Similarly, International Breweries experienced revenue decline of 12 percent, recording N60 billion in H1 of 2020 as against the N68 billion in the previous year. It further recorded N9.3 billion in its loss after tax, representing a 37 percent increase in its loss profile.

Guinness as well is showing signs of struggles as its most recent financials for the period ended March 2020 recorded revenue decline by 18 percent, earning N27 billion in Q3 2019 as against the N33 billion realised in Q3 2018.

Furthermore, the firm’s profit after tax dropped to N46 million in the period under review, representing a 97 percent decline from the N1.6 billion realised in the corresponding period of 2018. This, however, cannot be tied to the pandemic but to Nigeria’s poor economic fundamentals.

Analysts also attribute brewers’ general margins decline to shift in consumers’ lifestyle and spending.

Ambrose Oruche, acting director general, Manufacturers Association of Nigeria (MAN), in a phone conversation, said that the impact of the pandemic varies on the subsectors due to the type of services the sectors render, which explains why some made losses while others recorded marginal profits or boom.
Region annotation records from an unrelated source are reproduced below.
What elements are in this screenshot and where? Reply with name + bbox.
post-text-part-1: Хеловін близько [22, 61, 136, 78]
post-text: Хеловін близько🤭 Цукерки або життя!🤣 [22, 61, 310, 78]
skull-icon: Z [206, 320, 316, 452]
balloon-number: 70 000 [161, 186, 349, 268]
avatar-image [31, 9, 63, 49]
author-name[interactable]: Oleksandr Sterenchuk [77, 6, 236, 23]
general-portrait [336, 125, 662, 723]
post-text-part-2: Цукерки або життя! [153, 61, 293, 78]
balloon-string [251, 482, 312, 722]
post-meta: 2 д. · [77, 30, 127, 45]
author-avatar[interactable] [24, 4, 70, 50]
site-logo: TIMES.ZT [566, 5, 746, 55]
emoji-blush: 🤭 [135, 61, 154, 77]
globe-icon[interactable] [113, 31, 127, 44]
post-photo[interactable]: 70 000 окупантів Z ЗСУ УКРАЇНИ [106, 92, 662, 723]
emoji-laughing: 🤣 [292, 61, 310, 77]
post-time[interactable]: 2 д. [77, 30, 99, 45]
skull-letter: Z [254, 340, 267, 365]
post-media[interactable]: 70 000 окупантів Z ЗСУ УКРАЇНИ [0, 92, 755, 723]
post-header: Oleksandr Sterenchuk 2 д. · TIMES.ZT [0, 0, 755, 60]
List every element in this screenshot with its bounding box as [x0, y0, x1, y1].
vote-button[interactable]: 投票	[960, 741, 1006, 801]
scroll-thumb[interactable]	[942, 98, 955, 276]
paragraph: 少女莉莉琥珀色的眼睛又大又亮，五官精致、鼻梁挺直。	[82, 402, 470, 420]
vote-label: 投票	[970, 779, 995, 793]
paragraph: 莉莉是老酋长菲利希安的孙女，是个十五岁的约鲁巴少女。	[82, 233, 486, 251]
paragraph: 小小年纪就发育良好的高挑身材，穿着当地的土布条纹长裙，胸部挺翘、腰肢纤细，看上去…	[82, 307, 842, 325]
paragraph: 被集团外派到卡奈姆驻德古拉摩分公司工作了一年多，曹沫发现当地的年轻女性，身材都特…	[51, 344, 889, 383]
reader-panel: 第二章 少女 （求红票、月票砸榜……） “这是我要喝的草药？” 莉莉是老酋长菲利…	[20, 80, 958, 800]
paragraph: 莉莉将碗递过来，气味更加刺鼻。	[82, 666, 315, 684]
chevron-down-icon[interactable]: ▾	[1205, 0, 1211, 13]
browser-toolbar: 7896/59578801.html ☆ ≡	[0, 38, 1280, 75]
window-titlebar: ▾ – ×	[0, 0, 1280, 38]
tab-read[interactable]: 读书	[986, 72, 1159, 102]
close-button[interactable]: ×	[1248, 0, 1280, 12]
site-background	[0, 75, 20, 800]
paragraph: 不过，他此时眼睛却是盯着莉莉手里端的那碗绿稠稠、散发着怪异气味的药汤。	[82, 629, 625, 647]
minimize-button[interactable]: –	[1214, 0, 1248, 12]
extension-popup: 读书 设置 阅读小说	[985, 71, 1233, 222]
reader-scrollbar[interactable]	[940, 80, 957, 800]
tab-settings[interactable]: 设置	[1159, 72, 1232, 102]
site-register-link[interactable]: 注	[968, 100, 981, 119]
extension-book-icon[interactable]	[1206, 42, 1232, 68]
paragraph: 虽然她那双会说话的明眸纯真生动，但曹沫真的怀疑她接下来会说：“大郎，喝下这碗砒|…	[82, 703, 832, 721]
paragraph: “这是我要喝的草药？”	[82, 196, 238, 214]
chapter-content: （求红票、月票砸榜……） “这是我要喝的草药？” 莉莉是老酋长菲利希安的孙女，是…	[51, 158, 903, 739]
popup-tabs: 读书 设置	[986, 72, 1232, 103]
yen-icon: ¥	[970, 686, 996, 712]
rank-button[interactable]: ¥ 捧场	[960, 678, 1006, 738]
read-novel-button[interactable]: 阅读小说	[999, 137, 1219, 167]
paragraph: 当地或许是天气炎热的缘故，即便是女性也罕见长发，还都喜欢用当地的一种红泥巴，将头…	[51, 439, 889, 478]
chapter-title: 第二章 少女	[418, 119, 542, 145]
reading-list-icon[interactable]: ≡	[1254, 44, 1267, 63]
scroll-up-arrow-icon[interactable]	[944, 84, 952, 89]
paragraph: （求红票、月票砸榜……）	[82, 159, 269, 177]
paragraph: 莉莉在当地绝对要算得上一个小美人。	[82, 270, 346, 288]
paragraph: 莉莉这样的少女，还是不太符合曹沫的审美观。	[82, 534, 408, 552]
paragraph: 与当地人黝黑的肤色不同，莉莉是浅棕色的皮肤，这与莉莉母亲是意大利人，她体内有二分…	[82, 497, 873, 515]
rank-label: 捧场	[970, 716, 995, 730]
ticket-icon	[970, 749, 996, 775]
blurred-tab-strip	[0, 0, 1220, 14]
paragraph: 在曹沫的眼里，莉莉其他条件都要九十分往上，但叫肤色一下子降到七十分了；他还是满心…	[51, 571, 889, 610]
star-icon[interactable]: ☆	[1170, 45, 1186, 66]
“The pandemic boosted sales of essential products which were very necessary during the lockdown, especially the food and healthcare subsectors,” Oruche said.

Vincent Nwani, investment and business consultant, explained that early in the year, one of the top brewers projected an output of 4 million liters in the first quarter of 2020 but was only able to achieve 600,000 liters in volume, which is a direct consequence of the pandemic and the lockdown. He further said that consumers’ lifestyle was impacted especially as social activities were on hold, thereby hurting demand and sales volume. He predicted that the situation would linger on into the year.

“Despite easing the lockdown and the gradual resumption of activities, people’s lifestyle and habit have changed. You find out that many people are trying to keep fit and healthy and as a result stay away from alcohol. Consequentially, demand for their product will not be as much as expected as people try to stay safe,” Nwani said.

On his part, Akinloye Ayorinde, consumer goods analyst at CSL research, said the poor financials were driven by the decline in demand caused by the closure of clubs as well as the restriction on social gatherings. He said despite the excitement of the reopening of bars and clubs, brewers may still face problems as people may not be comfortable sitting in bars or be inclined to resume social activities during a pandemic.

“Going forward, sales in Q3 and Q4 may not be as bad as Q2 but will not be as good as the previous year,” Ayorinde projected.